そうだ。俺は自分の名前を呼んで欲しくて、中学の入学式で見かけた奴を「侑宇」と呼んでみたのだった。最初は驚いていた侑宇の顔は徐々に落ち着きを取り戻したが、返って来た言葉に俺はがっくりとする。
「呰見くん、おはよう」
侑宇は突然下の名で呼ばれた事について特に気にしている様子は無かった。先月末、初めて言葉を交わしたはずの俺に対しての警戒心はいかほどのものか。俺が黙り込んでしまうと侑宇は不思議そうに首をかしげる。俺は特に用もなかった事を思い出し視線を逸らした。その先にクラス割が貼り出されていた。
「ぁ、俺達同じクラス」
そう呟いた俺の言葉を受けて、侑宇も視線を上げた。しばらくしても探し出せなかったのか「ぇ、何組?」と恥ずかしそうに眉を下げた。

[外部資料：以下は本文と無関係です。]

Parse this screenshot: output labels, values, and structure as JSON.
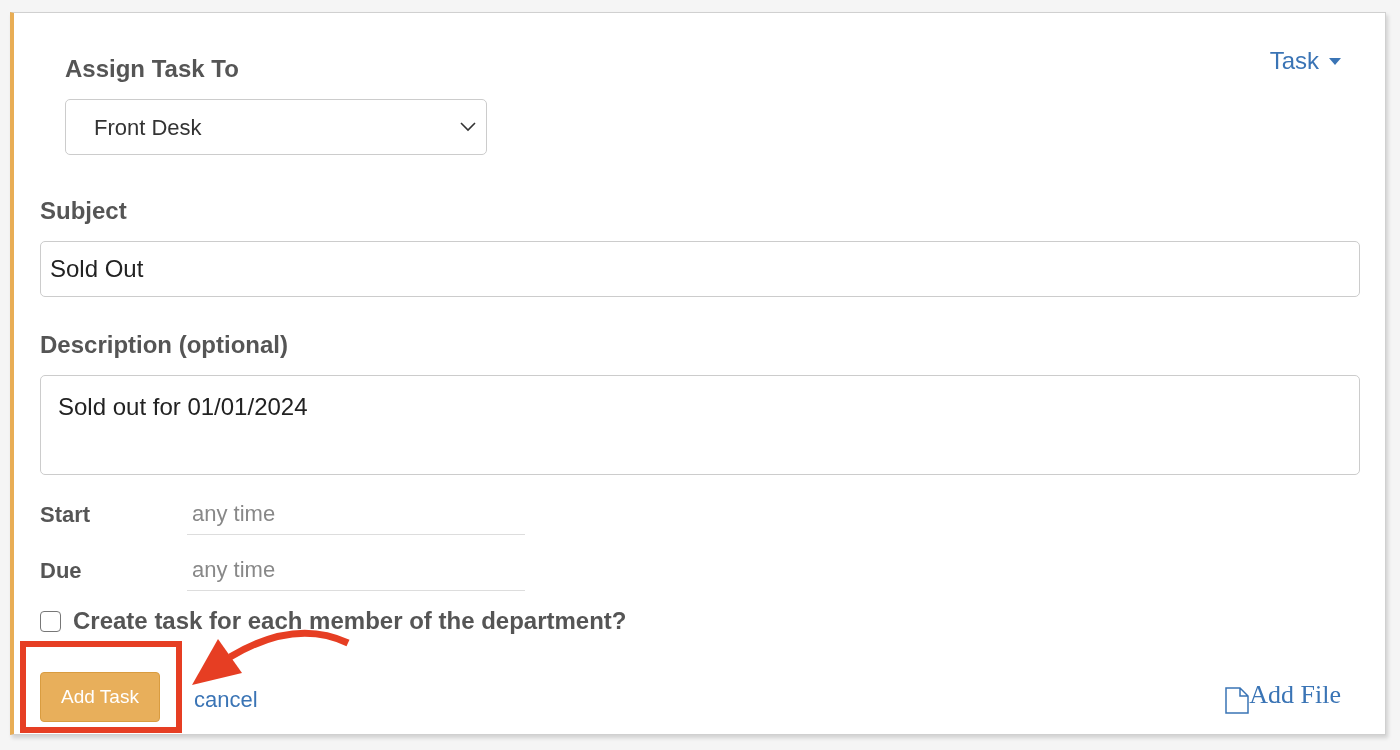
{
  "task_menu": {
    "label": "Task"
  },
  "assign": {
    "label": "Assign Task To",
    "value": "Front Desk"
  },
  "subject": {
    "label": "Subject",
    "value": "Sold Out"
  },
  "description": {
    "label": "Description (optional)",
    "value": "Sold out for 01/01/2024"
  },
  "dates": [
    {
      "label": "Start",
      "placeholder": "any time"
    },
    {
      "label": "Due",
      "placeholder": "any time"
    }
  ],
  "each_member": {
    "label": "Create task for each member of the department?",
    "checked": false
  },
  "actions": {
    "submit": "Add Task",
    "cancel": "cancel",
    "add_file": "Add File"
  },
  "annotation": {
    "highlight": true
  }
}
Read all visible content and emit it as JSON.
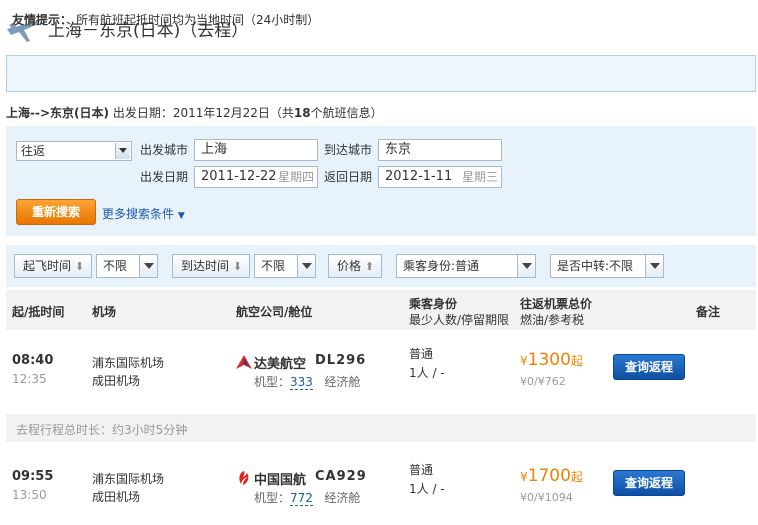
{
  "title": "上海－东京(日本)（去程）",
  "tip": {
    "label": "友情提示：",
    "text": "所有航班起抵时间均为当地时间（24小时制）"
  },
  "route_summary": {
    "route": "上海-->东京(日本)",
    "date_label": "出发日期：2011年12月22日（共",
    "count": "18",
    "suffix": "个航班信息）"
  },
  "search": {
    "trip_type": "往返",
    "from_label": "出发城市",
    "from_value": "上海",
    "to_label": "到达城市",
    "to_value": "东京",
    "depart_label": "出发日期",
    "depart_value": "2011-12-22",
    "depart_weekday": "星期四",
    "return_label": "返回日期",
    "return_value": "2012-1-11",
    "return_weekday": "星期三",
    "search_button": "重新搜索",
    "more_options": "更多搜索条件"
  },
  "filters": {
    "depart_time": "起飞时间",
    "depart_limit": "不限",
    "arrive_time": "到达时间",
    "arrive_limit": "不限",
    "price": "价格",
    "passenger": "乘客身份:普通",
    "transfer": "是否中转:不限"
  },
  "columns": {
    "time": "起/抵时间",
    "airport": "机场",
    "airline": "航空公司/舱位",
    "passenger": "乘客身份",
    "passenger_sub": "最少人数/停留期限",
    "price": "往返机票总价",
    "price_sub": "燃油/参考税",
    "remark": "备注"
  },
  "duration_note": "去程行程总时长：约3小时5分钟",
  "flights": [
    {
      "dep_time": "08:40",
      "arr_time": "12:35",
      "dep_airport": "浦东国际机场",
      "arr_airport": "成田机场",
      "airline": "达美航空",
      "flight_no": "DL296",
      "model_label": "机型：",
      "model": "333",
      "cabin": "经济舱",
      "pax_type": "普通",
      "pax_rule": "1人 / -",
      "price": "1300",
      "price_suffix": "起",
      "tax": "¥0/¥762",
      "button": "查询返程",
      "logo_color": "#d42c2c"
    },
    {
      "dep_time": "09:55",
      "arr_time": "13:50",
      "dep_airport": "浦东国际机场",
      "arr_airport": "成田机场",
      "airline": "中国国航",
      "flight_no": "CA929",
      "model_label": "机型：",
      "model": "772",
      "cabin": "经济舱",
      "pax_type": "普通",
      "pax_rule": "1人 / -",
      "price": "1700",
      "price_suffix": "起",
      "tax": "¥0/¥1094",
      "button": "查询返程",
      "logo_color": "#e0231b"
    }
  ],
  "currency": "¥",
  "colors": {
    "accent_orange": "#f08200",
    "link_blue": "#1d5aa8",
    "panel_blue": "#e7f2fb"
  }
}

その姿がとても愛しく、俺は初めて侑宇に笑顔を向けた。
3組だよ。
男女混合で振られた出席番号で、俺は毎度のことながら1番だった。自動的に教室の奥の一番前の席に配置される。慣れた場所だ。偶然にも萱嶋という女子から折り返しで前列に来た侑宇と、俺は隣り合わせになった。俺は内心とても嬉しかったがそれを悟られまいとそっけないほどに「よ、お隣さん」と軽く手を挙げた。侑宇の方はそんな事知る由もなく「すごい。偶然って続くな」と少し感心したような眼で言った。
「・・・いつも1番?」
「ああ」
「そっか」
俺はこの時、ああこいつは人と話すのが苦手なのか、とようやく気付いた。
話しながら再び昨日と同じ研究室へと移動した。
そこには昨日同様他に学生の姿はなく、窓の外には密接した2号館の壁がある。
よって殆ど陽の光が入らないこの場所は他の学生からはあまり好まれておらず、真冬の今は特に人気がない場所だった。薄暗く、はっきりいって辛気臭い部屋。つまるところ、侑宇の好きな環境なのだ。
侑宇はまた昨日と同じ場所に陣を張り、俺は昨日腰かけたボロ椅子を通り過ぎ、侑宇が座っている長椅子の端にストンと腰かけた。侑宇はそれについて特に何も言わず、持参した本を開いてカチカチとシャーペンを鳴らした。